Подчинение проводимой политике самосохранения было также очевидно в подходе Саддама и к другим сторонам как внутренних, так и международных дел Ирака. К примеру, его глубокая тревога относительно консолидации в условиях растущего напряжения внутри страны и возрастающей враждебности Ирана заставила его пойти на далеко идущие уступки курдскому меньшинству в Мартовском манифесте 1970 года. Через пять лет, загнав себя в угол, он пошел на одну из самых важных, самых унизительных международных уступок за всю свою карьеру, заключив в марте 1975 года Алжирское соглашение, которое включало значительные территориальные потери и фактически признавало гегемонию Ирана в Заливе.
И все же оба эти соглашения, как и многие другие, менее важные, достигнутые на протяжении политической карьеры Саддама, не стоили бумаги, на которой они были написаны, как только исчезала причина для их заключения. Для Саддама в политических ситуациях не было ничего постоянного: все преходяще и подчинено конечной корыстной цели. Преследуя эту цель, он полагался на уникальную смесь своих способностей – маниакальной осторожности, бесконечного терпения, цепкой настойчивости, выдающегося искусства манипулирования и абсолютной безжалостности; он был непреклонен в том, чтобы помешать любому фактору, чреватому опасностью для его власти, будь то иракская армия, внутренние расколы, внешние враги.

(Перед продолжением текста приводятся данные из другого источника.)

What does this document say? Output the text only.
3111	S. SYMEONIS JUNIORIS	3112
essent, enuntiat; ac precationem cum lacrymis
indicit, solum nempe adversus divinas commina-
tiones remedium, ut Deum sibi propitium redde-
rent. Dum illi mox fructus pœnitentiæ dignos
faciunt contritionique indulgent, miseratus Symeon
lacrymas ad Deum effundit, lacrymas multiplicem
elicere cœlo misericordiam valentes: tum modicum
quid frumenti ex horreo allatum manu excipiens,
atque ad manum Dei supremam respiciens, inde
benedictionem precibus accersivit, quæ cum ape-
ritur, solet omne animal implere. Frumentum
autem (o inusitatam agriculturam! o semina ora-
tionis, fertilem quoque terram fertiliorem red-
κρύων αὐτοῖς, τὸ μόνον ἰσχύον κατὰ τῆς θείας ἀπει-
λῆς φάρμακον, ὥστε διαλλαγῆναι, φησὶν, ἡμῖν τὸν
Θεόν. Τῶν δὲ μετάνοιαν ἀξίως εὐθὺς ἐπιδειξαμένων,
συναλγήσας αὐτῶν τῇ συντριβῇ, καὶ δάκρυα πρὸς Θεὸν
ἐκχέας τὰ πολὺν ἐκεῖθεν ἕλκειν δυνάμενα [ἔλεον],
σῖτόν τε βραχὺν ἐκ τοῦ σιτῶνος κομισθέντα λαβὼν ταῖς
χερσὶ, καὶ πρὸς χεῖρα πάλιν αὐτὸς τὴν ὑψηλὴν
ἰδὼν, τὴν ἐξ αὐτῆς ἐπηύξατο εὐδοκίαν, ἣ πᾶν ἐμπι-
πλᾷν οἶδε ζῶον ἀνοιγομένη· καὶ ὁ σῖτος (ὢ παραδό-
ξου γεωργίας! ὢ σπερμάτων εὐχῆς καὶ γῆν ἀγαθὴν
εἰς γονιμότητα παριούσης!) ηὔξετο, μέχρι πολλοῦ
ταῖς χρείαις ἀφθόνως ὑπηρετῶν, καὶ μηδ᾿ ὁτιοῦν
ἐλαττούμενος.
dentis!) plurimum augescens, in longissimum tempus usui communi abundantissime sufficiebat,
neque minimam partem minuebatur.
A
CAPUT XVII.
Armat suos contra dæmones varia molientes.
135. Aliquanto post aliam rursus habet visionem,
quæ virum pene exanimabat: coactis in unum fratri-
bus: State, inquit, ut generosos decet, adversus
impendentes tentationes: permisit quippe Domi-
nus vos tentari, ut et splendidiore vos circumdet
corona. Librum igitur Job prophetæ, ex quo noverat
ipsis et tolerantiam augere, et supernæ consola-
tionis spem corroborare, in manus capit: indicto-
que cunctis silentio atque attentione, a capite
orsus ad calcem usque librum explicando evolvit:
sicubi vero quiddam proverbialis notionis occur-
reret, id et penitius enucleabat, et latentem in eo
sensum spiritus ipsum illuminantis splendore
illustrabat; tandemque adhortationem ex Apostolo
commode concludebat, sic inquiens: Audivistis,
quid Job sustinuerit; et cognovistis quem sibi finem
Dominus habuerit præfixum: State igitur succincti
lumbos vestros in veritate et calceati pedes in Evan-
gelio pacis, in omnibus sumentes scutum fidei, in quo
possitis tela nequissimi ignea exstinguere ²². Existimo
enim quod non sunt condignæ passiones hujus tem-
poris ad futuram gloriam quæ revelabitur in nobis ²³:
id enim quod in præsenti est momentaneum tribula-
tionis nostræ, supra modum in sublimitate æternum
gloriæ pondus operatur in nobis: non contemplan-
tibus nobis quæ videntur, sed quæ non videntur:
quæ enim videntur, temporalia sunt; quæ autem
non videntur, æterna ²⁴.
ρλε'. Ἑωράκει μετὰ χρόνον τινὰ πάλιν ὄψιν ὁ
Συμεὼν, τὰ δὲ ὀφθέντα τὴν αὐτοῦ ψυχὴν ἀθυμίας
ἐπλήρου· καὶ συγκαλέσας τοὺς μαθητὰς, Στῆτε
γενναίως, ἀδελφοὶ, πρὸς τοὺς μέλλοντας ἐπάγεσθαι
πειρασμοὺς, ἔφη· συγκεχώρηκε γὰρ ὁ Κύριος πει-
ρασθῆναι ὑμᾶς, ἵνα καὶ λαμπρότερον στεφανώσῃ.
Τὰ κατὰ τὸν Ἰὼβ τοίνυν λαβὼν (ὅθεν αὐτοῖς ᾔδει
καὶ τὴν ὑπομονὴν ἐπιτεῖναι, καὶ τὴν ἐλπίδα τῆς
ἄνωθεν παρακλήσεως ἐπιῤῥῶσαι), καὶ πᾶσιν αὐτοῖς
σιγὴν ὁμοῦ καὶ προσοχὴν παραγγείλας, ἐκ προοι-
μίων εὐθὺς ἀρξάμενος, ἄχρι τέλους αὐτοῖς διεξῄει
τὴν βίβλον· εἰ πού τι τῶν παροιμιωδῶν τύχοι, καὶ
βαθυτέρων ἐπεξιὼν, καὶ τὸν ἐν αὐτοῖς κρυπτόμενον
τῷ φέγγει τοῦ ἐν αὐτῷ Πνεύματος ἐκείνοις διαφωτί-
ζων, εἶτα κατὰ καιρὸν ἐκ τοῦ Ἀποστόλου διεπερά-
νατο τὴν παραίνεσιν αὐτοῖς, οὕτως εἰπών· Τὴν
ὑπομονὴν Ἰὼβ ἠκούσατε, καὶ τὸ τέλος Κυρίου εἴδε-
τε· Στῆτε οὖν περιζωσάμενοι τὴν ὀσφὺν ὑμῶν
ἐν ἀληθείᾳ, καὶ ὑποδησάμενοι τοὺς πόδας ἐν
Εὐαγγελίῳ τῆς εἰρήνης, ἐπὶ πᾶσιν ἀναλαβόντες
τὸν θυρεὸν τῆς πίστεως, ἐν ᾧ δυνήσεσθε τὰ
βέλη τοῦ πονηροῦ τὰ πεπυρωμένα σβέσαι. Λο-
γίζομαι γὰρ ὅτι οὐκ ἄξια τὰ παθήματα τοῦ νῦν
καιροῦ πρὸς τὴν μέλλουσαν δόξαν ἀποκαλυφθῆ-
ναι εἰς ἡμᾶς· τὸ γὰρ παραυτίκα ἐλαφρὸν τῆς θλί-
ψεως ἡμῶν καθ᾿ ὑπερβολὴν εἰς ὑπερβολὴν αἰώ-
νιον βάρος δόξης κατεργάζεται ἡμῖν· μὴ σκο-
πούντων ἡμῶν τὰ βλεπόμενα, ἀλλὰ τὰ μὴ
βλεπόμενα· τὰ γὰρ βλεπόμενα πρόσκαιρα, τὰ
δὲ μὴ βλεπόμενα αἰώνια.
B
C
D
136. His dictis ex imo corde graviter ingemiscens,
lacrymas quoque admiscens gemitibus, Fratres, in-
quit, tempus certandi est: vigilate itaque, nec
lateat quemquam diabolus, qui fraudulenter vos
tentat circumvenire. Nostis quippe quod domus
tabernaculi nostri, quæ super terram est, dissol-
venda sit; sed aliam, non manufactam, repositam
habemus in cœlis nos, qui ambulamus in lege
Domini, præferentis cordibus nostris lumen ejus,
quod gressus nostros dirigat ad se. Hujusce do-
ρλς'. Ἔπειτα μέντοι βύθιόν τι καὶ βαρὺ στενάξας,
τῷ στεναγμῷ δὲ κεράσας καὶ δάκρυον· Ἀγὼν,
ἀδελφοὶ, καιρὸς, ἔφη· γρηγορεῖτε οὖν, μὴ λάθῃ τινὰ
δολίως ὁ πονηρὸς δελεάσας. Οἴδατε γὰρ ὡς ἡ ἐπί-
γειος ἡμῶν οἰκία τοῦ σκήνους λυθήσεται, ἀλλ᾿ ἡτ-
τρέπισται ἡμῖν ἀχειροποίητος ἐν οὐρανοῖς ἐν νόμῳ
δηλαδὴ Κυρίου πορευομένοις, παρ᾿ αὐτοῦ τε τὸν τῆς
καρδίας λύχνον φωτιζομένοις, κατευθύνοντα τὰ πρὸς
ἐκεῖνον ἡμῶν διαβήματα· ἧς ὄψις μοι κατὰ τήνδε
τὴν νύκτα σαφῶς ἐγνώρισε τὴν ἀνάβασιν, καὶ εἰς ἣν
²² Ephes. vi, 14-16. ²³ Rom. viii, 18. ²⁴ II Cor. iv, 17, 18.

Применение грубой силы для достижения внутренних и внешних целей было основным отличительным признаком политического почерка Саддама. Так было, начиная с его первого важного партийного поручения – участия в неудачном покушении на Касема – и до жутких чисток 1979 года; затем он сформировал и взял под контроль огромный аппарат безопасности, затем подверг иракских курдов массовой газовой атаке, потом вторгся в Иран и в Кувейт и зверски подавил шиитскую оппозицию его правлению после окончания войны в Заливе. Однако это чрезмерное использование силы никогда не проводилось поспешно или бесконтрольно. При всей своей кровожадности, Саддам на протяжении своего непреклонного продвижения к президентскому дворцу доказал, насколько он коварен и расчетлив. Он охотно делил власть с президентом Бакром, оставаясь в тени под официальной вывеской «господина заместителя» больше десяти лет до того, как почувствовал себя достаточно уверенным и отодвинул в сторону своего патрона. Поначалу он позволил своим политическим противникам временно подняться наверх, чтобы устранить более опасных врагов. Его осторожность и продуманные махинации доказывают, что он не столько entant terrible, сколько безжалостный тиран, готовый использовать любые средства, имеющиеся в его распоряжении, чтобы только уцелеть и выжить.
Даже два самых опасных решения в его жизни – вторжения в Иран и в Кувейт – не были приняты под влиянием момента. В обоих случаях война была не свободным выбором Хусейна, но скорее последним отчаянным жестом, предпринятым только после того, как были исчерпаны все остальные средства. В обоих случаях само решение использовать военную силу было принято совсем незадолго до начала военных действий. Иранская кампания – исключительно рискованный шаг – имела целью сдерживание фанатичного и бескомпромиссного врага, который открыто требовал крови Хусейна. Оккупация Кувейта – по мнению иракского лидера, сравнительно мелкая операция – была направлена на обретение финансовых ресурсов, от которых зависело его политическое будущее.
Хотя эти решения, безусловно, привели к серьезным просчетам, ясно, что Хусейн, вероятно, является самым могущественным правителем Ирака за последние пятьдесят лет. Сосредоточив в своих руках невиданную политическую власть, он диктаторски правил одной из наименее управляемых политических систем на Ближнем Востоке, преобразовав ее из «обычного» авторитарного режима третьего мира в более современное тоталитарное государство. Не менее важно, что он превратил Ирак в военного гиганта, намного сильнее своих соседей. И, что самое важное с его точки зрения, Саддаму удалось удержать бразды правления на протяжении более чем двух десятилетий: сначала в качестве фактического лидера при президенте Бакре, а потом в качестве абсолютного властелина. Этим не мог похвастаться ни один иракский правитель в современной истории.
И все же, при всех своих кровавых методах и гибкой идеологии, Саддам во многом стал пленником своего собственного успеха. Как и многие тираны до него, он постепенно загнал себя в такое положение внутри страны, в регионе и во всем мире, которое требовало постоянного повышения ставок, чтобы выжить. Всякая власть порождает страх потерять ее. В иракской политике, для которой характерно насилие, надо либо подчинить себе систему, либо она тебя сожрет.